Combien gagnent les cadres dirigeants cleantech seniors à Genk par rapport à Eindhoven ?

Un cadre de niveau VP dans le secteur des batteries ou du stockage d'énergie à Genk perçoit une rémunération totale de 160 000 à 220 000 €. Le même poste à Amsterdam ou Eindhoven démarre à 180 000 à 240 000 € de salaire de base avant rémunération variable. L'écart se creuse pour les recrues internationales en raison du régime fiscal des « 30 % » néerlandais.
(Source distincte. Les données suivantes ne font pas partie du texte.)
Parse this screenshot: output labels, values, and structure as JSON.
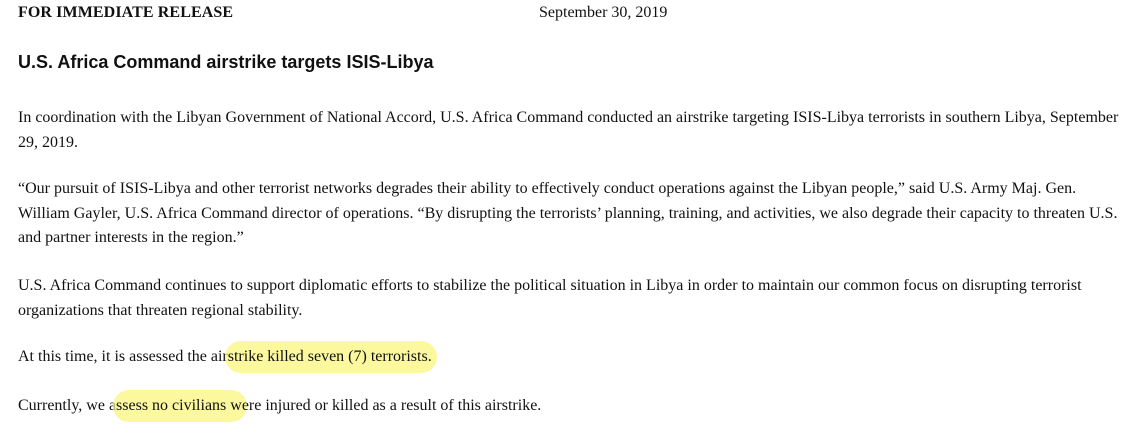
{
  "header": {
    "release_label": "FOR IMMEDIATE RELEASE",
    "date": "September 30, 2019"
  },
  "headline": "U.S. Africa Command airstrike targets ISIS-Libya",
  "paragraphs": {
    "p1": "In coordination with the Libyan Government of National Accord, U.S. Africa Command conducted an airstrike targeting ISIS-Libya terrorists in southern Libya, September 29, 2019.",
    "p2": "“Our pursuit of ISIS-Libya and other terrorist networks degrades their ability to effectively conduct operations against the Libyan people,” said U.S. Army Maj. Gen. William Gayler, U.S. Africa Command director of operations. “By disrupting the terrorists’ planning, training, and activities, we also degrade their capacity to threaten U.S. and partner interests in the region.”",
    "p3": "U.S. Africa Command continues to support diplomatic efforts to stabilize the political situation in Libya in order to maintain our common focus on disrupting terrorist organizations that threaten regional stability.",
    "p4": {
      "before": "At this time, it is assessed the air",
      "highlighted": "strike killed seven (7) terrorists.",
      "after": ""
    },
    "p5": {
      "before": "Currently, we a",
      "highlighted": "ssess no civilians w",
      "after": "ere injured or killed as a result of this airstrike."
    }
  },
  "highlight_color": "#faf578"
}
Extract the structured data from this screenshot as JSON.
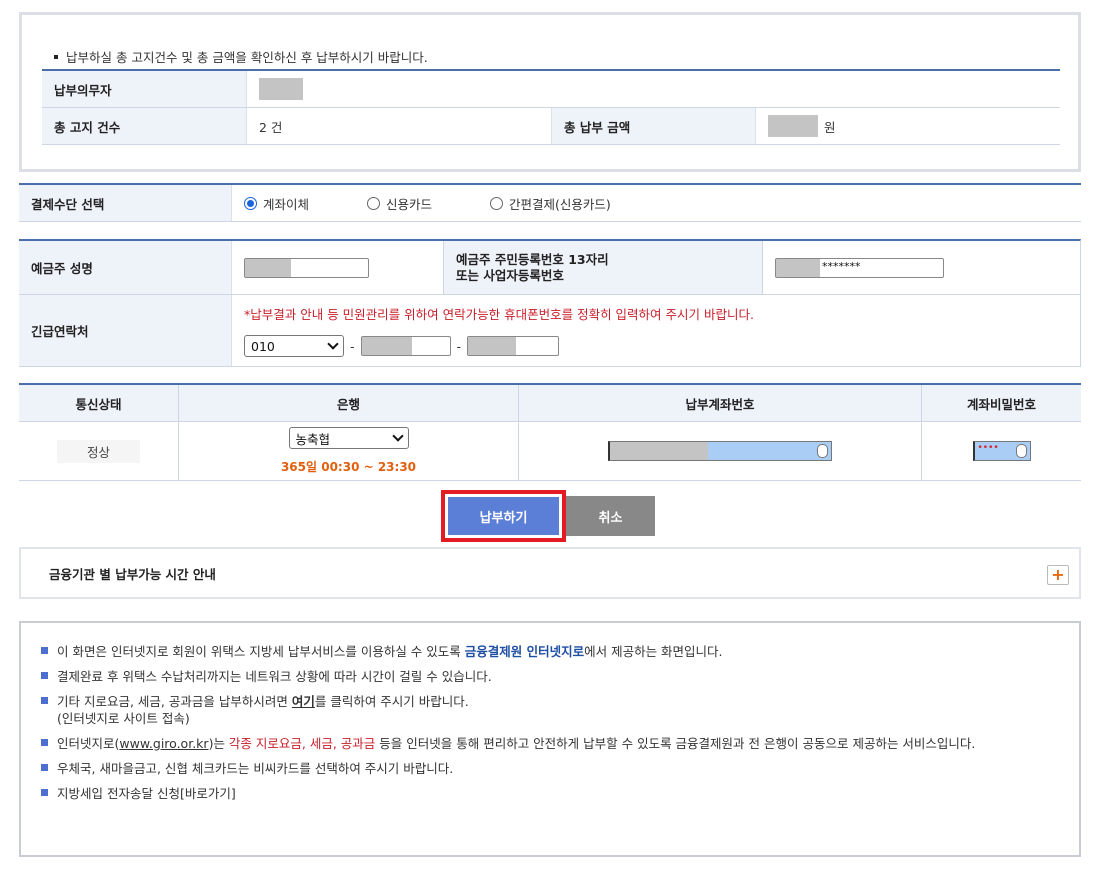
{
  "summary": {
    "note": "납부하실 총 고지건수 및 총 금액을 확인하신 후 납부하시기 바랍니다.",
    "obligor_label": "납부의무자",
    "count_label": "총 고지 건수",
    "count_value": "2 건",
    "amount_label": "총 납부 금액",
    "amount_unit": "원"
  },
  "payment_method": {
    "label": "결제수단 선택",
    "options": [
      "계좌이체",
      "신용카드",
      "간편결제(신용카드)"
    ],
    "selected": "계좌이체"
  },
  "depositor": {
    "name_label": "예금주 성명",
    "id_label_line1": "예금주 주민등록번호 13자리",
    "id_label_line2": "또는 사업자등록번호",
    "id_masked_suffix": "*******",
    "phone_label": "긴급연락처",
    "phone_notice": "*납부결과 안내 등 민원관리를 위하여 연락가능한 휴대폰번호를 정확히 입력하여 주시기 바랍니다.",
    "phone_prefix": "010",
    "dash": "-"
  },
  "bank_table": {
    "headers": [
      "통신상태",
      "은행",
      "납부계좌번호",
      "계좌비밀번호"
    ],
    "status": "정상",
    "bank_selected": "농축협",
    "hours": "365일 00:30 ~ 23:30",
    "password_dots": "••••"
  },
  "buttons": {
    "pay": "납부하기",
    "cancel": "취소"
  },
  "time_guide": {
    "label": "금융기관 별 납부가능 시간 안내",
    "expand": "+"
  },
  "info": {
    "i1_a": "이 화면은 인터넷지로 회원이 위택스 지방세 납부서비스를 이용하실 수 있도록 ",
    "i1_b": "금융결제원 인터넷지로",
    "i1_c": "에서 제공하는 화면입니다.",
    "i2": "결제완료 후 위택스 수납처리까지는 네트워크 상황에 따라 시간이 걸릴 수 있습니다.",
    "i3_a": "기타 지로요금, 세금, 공과금을 납부하시려면 ",
    "i3_b": "여기",
    "i3_c": "를 클릭하여 주시기 바랍니다.",
    "i3_d": "(인터넷지로 사이트 접속)",
    "i4_a": "인터넷지로(",
    "i4_b": "www.giro.or.kr",
    "i4_c": ")는 ",
    "i4_d": "각종 지로요금, 세금, 공과금",
    "i4_e": " 등을 인터넷을 통해 편리하고 안전하게 납부할 수 있도록 금융결제원과 전 은행이 공동으로 제공하는 서비스입니다.",
    "i5": "우체국, 새마을금고, 신협 체크카드는 비씨카드를 선택하여 주시기 바랍니다.",
    "i6": "지방세입 전자송달 신청[바로가기]"
  },
  "colors": {
    "accent_blue": "#4a6fa8",
    "header_bg": "#eef2f9",
    "pay_button": "#5b7fd6",
    "highlight_red": "#e31b23",
    "notice_red": "#c8202b",
    "hours_orange": "#e0600f"
  }
}
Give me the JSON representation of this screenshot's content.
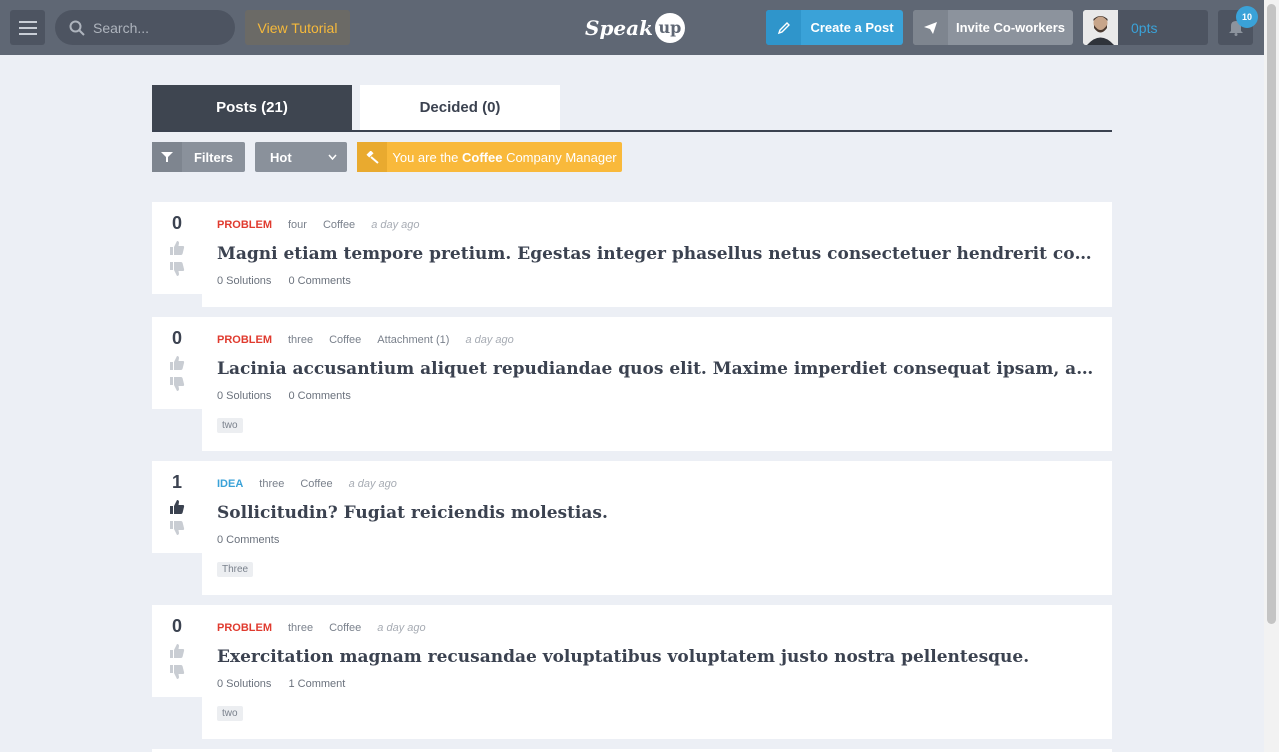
{
  "topbar": {
    "search_placeholder": "Search...",
    "tutorial_label": "View Tutorial",
    "logo_text": "Speak",
    "logo_bubble": "up",
    "create_post_label": "Create a Post",
    "invite_label": "Invite Co-workers",
    "points": "0pts",
    "notification_count": "10"
  },
  "tabs": {
    "posts": "Posts (21)",
    "decided": "Decided (0)"
  },
  "toolbar": {
    "filters_label": "Filters",
    "sort_value": "Hot",
    "manager_prefix": "You are the ",
    "manager_company": "Coffee",
    "manager_suffix": " Company Manager"
  },
  "posts": [
    {
      "votes": "0",
      "type": "PROBLEM",
      "author": "four",
      "company": "Coffee",
      "attachment": "",
      "time": "a day ago",
      "title": "Magni etiam tempore pretium. Egestas integer phasellus netus consectetuer hendrerit convallis dictum",
      "solutions": "0 Solutions",
      "comments": "0 Comments",
      "tag": ""
    },
    {
      "votes": "0",
      "type": "PROBLEM",
      "author": "three",
      "company": "Coffee",
      "attachment": "Attachment (1)",
      "time": "a day ago",
      "title": "Lacinia accusantium aliquet repudiandae quos elit. Maxime imperdiet consequat ipsam, aptent sapiente",
      "solutions": "0 Solutions",
      "comments": "0 Comments",
      "tag": "two"
    },
    {
      "votes": "1",
      "type": "IDEA",
      "author": "three",
      "company": "Coffee",
      "attachment": "",
      "time": "a day ago",
      "title": "Sollicitudin? Fugiat reiciendis molestias.",
      "solutions": "",
      "comments": "0 Comments",
      "tag": "Three"
    },
    {
      "votes": "0",
      "type": "PROBLEM",
      "author": "three",
      "company": "Coffee",
      "attachment": "",
      "time": "a day ago",
      "title": "Exercitation magnam recusandae voluptatibus voluptatem justo nostra pellentesque.",
      "solutions": "0 Solutions",
      "comments": "1 Comment",
      "tag": "two"
    }
  ],
  "colors": {
    "problem": "#e03b2f",
    "idea": "#3aa2d8",
    "accent": "#3aa2d8",
    "manager": "#f9b93b"
  }
}
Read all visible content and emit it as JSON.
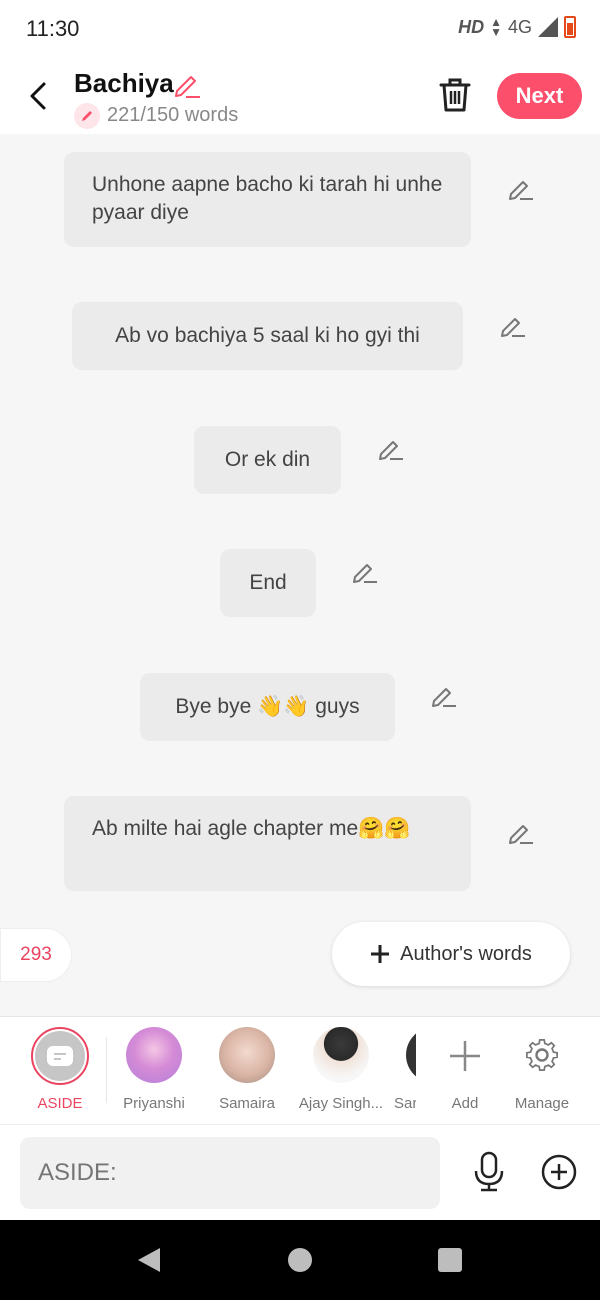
{
  "status_bar": {
    "time": "11:30",
    "hd": "HD",
    "network": "4G"
  },
  "header": {
    "title": "Bachiya",
    "word_count": "221/150 words",
    "next_label": "Next"
  },
  "messages": [
    {
      "text": "Unhone aapne bacho ki tarah hi unhe pyaar diye"
    },
    {
      "text": "Ab vo bachiya 5 saal ki ho gyi thi"
    },
    {
      "text": "Or ek din"
    },
    {
      "text": "End"
    },
    {
      "text": "Bye bye 👋👋 guys"
    },
    {
      "text": "Ab milte hai agle chapter me🤗🤗"
    }
  ],
  "count_badge": "293",
  "author_words": {
    "label": "Author's words"
  },
  "characters": [
    {
      "label": "ASIDE",
      "selected": true
    },
    {
      "label": "Priyanshi"
    },
    {
      "label": "Samaira"
    },
    {
      "label": "Ajay Singh..."
    },
    {
      "label": "Sar"
    },
    {
      "label": "Add"
    },
    {
      "label": "Manage"
    }
  ],
  "input": {
    "placeholder": "ASIDE:"
  },
  "colors": {
    "accent": "#fb4f6b",
    "accent_text": "#e94560",
    "bubble": "#ebebeb",
    "background": "#f6f6f6"
  }
}
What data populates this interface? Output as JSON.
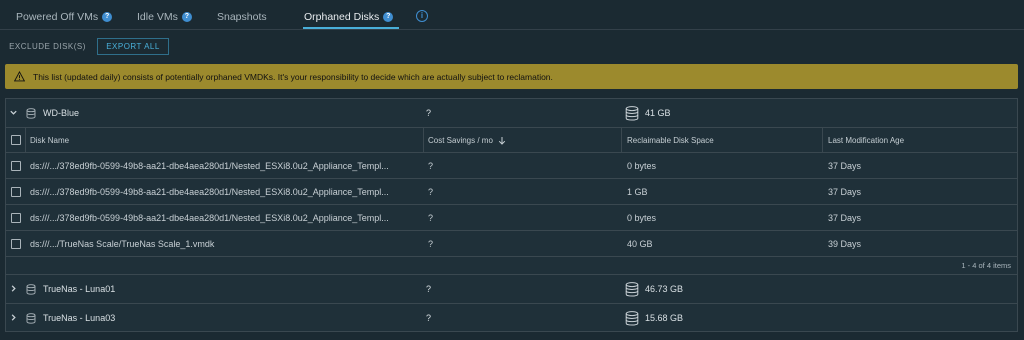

Genk offre des coûts de logement plus bas — un loyer moyen de 950 € par mois pour une maison familiale contre 1 650 € à Eindhoven — mais cette compensation diminue aux niveaux de rémunération des cadres dirigeants. Les cadres ayant un parcours avéré d'obtention de financements européens bénéficient d'une prime supplémentaire de 15 à 20 % au-dessus de la rémunération standard de direction en ingénierie.

Quels postes cleantech sont les plus difficiles à pourvoir dans la région du Limbourg ?

Les trois catégories les plus contraintes sont les électrochimistes seniors en batteries titulaires d'un doctorat et disposant de huit ans ou plus d'expérience, les architectes en électronique de puissance spécialisés dans les technologies GaN et SiC, et les ingénieurs en intégration de systèmes hydrogène. Ces trois catégories sont à plus de 70 % passives, ce qui signifie que les professionnels qualifiés sont en poste et ne recherchent pas activement de nouvelles opportunités. Le chômage dans la micro-spécialisation de l'électrochimie des batteries est inférieur à 1 % en Belgique. Les employeurs signalent des cycles de recherche de quatre à six mois pour ces postes et se sont de plus en plus tournés vers l'acqui-hiring — l'acquisition de petites entreprises pour sécuriser des équipes entières — plutôt que vers le recrutement individuel.